They already fight for their lives every day – all women diagnosed with stage-4 breast cancer – but their struggle seemed to grow more desperate this month when the U.S. Food and Drug Administration said it will no longer approve the cancer drug Avastin for use against breast cancer.
The decision deals physical and financial blows to women like south Charlotte’s Shannon Morgan and Huntersville’s Carol Fleming.
Though their cancer is incurable and inoperable, it is not untreatable, and Avastin has all but eliminated the presence of new cancer cells in both women’s blood tests. Now, they face the prospect of losing access to their own miracle.
Federal officials continue to approve Avastin for treatment of other forms of cancer – colorectal, lung, kidney and brain cancers – but if the federal agency withdraws approval for stage-4 breast cancer, Avastin would become an “off label” drug for Morgan and Fleming. They fear health insurance companies, Medicare and Medicaid will no longer pay for them to get Avastin, which is a very expensive drug – about $100,000 a year.
“I’m disappointed, angry and disillusioned,” Pat Morgan, Shannon’s husband, said last week. “It makes me ashamed of my country, to be an American.”
Morgan lashed out with repeated e-mails this month – some with all the words in capital letters – to any federal, state or local official who will listen.
“You FDA (Food and Drug Administration) autocrats are the worst kind of homegrown terrorists, and may God have mercy on your spineless souls,” he said. “You just imposed genocide on my wife and tens of thousands like her. We will now possibly be forced to sell everything to continue her life-giving treatments. And to prove what cowards you are, I know you will not respond to me as you never have even once since July.”
Fleming is a former American diplomat who lost all her financial resources when her Saudi Arabian husband-diplomat died of cancer in 2009. She has been slowly rebuilding her life here but depends on Medicaid to pay for her medicine.
“I’m sure I am typical of many of the women who rely on Avastin,” Fleming said in an e-mail in recent days. “I have not slept since hearing the FDA’s decision. I don’t want to go back to chemotherapy, which debilitated me, if there is a drug like Avastin, which is not only working for me but allowing me to have some quality in my life, too.”
Since Avastin works so effectively against other cancers, federal officials gave it accelerated approval as a treatment for breast cancer in 2008, while still requiring trials to measure its effectiveness.
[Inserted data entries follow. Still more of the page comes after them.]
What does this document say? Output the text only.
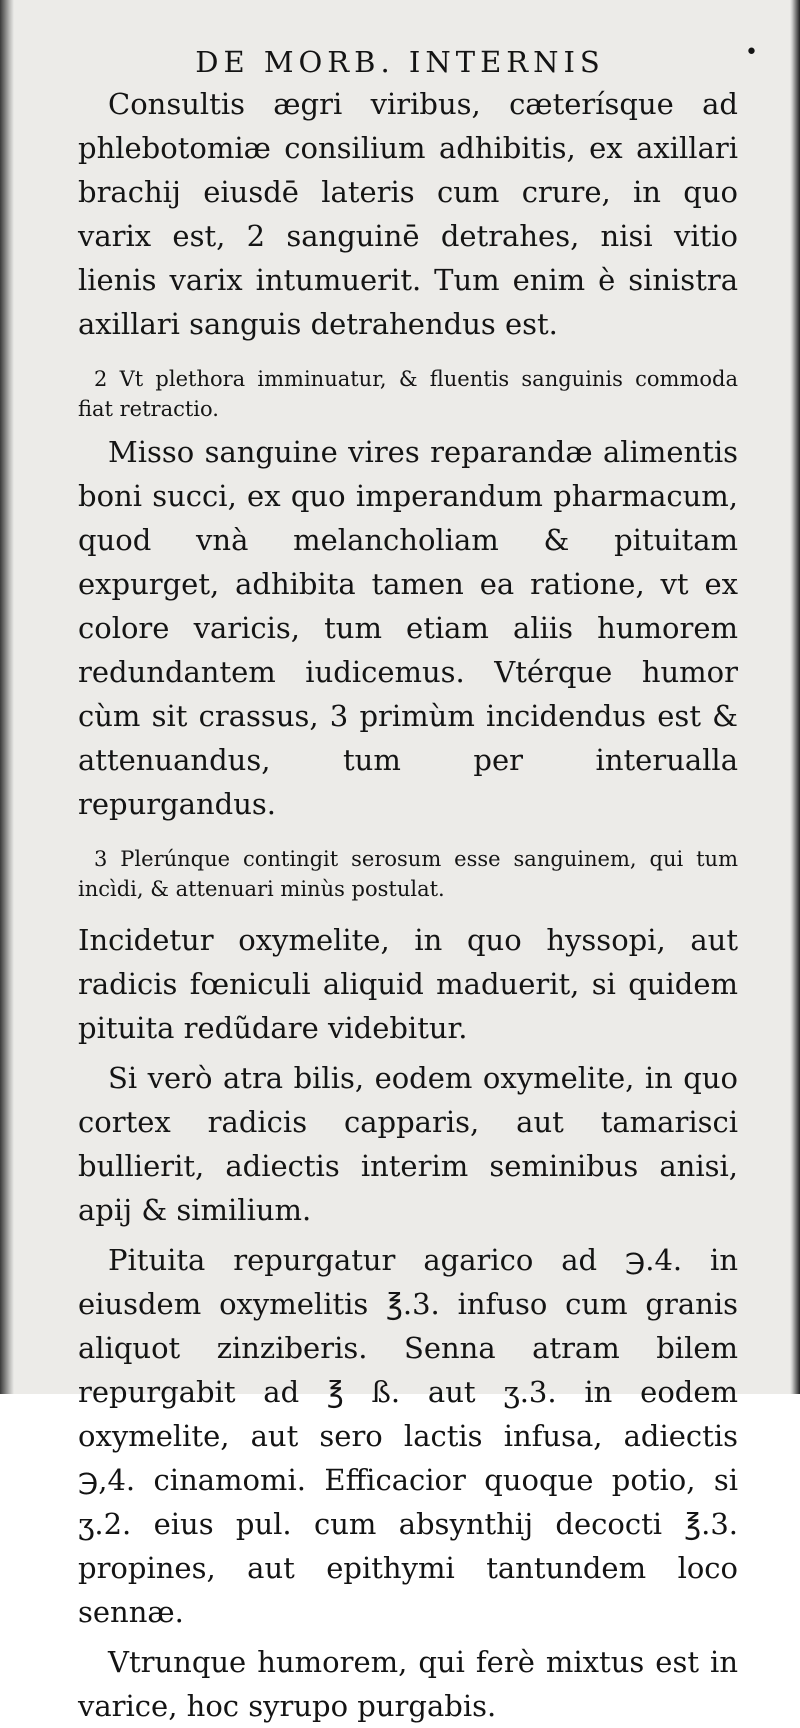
DE MORB. INTERNIS	•

Consultis ægri viribus, cæterísque ad phlebotomiæ consilium adhibitis, ex axillari brachij eiusdē lateris cum crure, in quo varix est, 2 sanguinē detrahes, nisi vitio lienis varix intumuerit. Tum enim è sinistra axillari sanguis detrahendus est.

2 Vt plethora imminuatur, & fluentis sanguinis commoda fiat retractio.

Misso sanguine vires reparandæ alimentis boni succi, ex quo imperandum pharmacum, quod vnà melancholiam & pituitam expurget, adhibita tamen ea ratione, vt ex colore varicis, tum etiam aliis humorem redundantem iudicemus. Vtérque humor cùm sit crassus, 3 primùm incidendus est & attenuandus, tum per interualla repurgandus.

3 Plerúnque contingit serosum esse sanguinem, qui tum incìdi, & attenuari minùs postulat.

Incidetur oxymelite, in quo hyssopi, aut radicis fœniculi aliquid maduerit, si quidem pituita redũdare videbitur.

Si verò atra bilis, eodem oxymelite, in quo cortex radicis capparis, aut tamarisci bullierit, adiectis interim seminibus anisi, apij & similium.

Pituita repurgatur agarico ad ℈.4. in eiusdem oxymelitis ℥.3. infuso cum granis aliquot zinziberis. Senna atram bilem repurgabit ad ℥ ß. aut ʒ.3. in eodem oxymelite, aut sero lactis infusa, adiectis ℈,4. cinamomi. Efficacior quoque potio, si ʒ.2. eius pul. cum absynthij decocti ℥.3. propines, aut epithymi tantundem loco sennæ.

Vtrunque humorem, qui ferè mixtus est in varice, hoc syrupo purgabis.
The trials done so far, federal officials say, do not show Avastin made a significant difference for most women patients and had serious side effects. In July, a medical advisory committee to the Food and Drug Administration voted 12 to 1 to withdraw federal approval for Avastin for the treatment of stage-4 breast cancer. In the fall, federal officials delayed a decision on Avastin, giving hope to Charlotte women who have reacted well to the drug. At the time, Dr. John Powderly, a Charlotte-area oncologist/researcher, said he hoped federal officials would give researchers more time to figure out why Avastin works so well for women like Shannon Morgan and Carol Fleming and not for others.
But this month, the agency announced it would withdraw approval for Avastin “after reviewing the results of four clinical studies of Avastin in women with breast cancer.”
“The data indicate that the drug does not prolong overall survival in breast cancer patients,” the announcement said, “or provide a sufficient benefit in slowing disease progression to outweigh the significant risk to patients.
“These risks include severe high blood pressure; bleeding and hemorrhage; the development of perforations (or ‘holes’) in the body, including in the nose, stomach and intestines; and heart attack or heart failure,” agency officials said.
Pat Morgan acknowledges that some women may experience side effects from Avastin, but doctors should watch their patients closely and take them off Avastin if they see those problems. That’s still not a reason to deny evidence that Avastin has prolonged the lives of thousands of other women, including his wife, Shannon, he said.
“My wife’s CTC (cancer) markers remain at zero after more than two years (approx) on Avastin,” Pat Morgan wrote, “and she has the energy of a young girl, even going to work after treatments. Side effects are minimal, and in addition along with the outstanding care of her oncologist and staff, she knows she is blessed to have such treatments and drugs available.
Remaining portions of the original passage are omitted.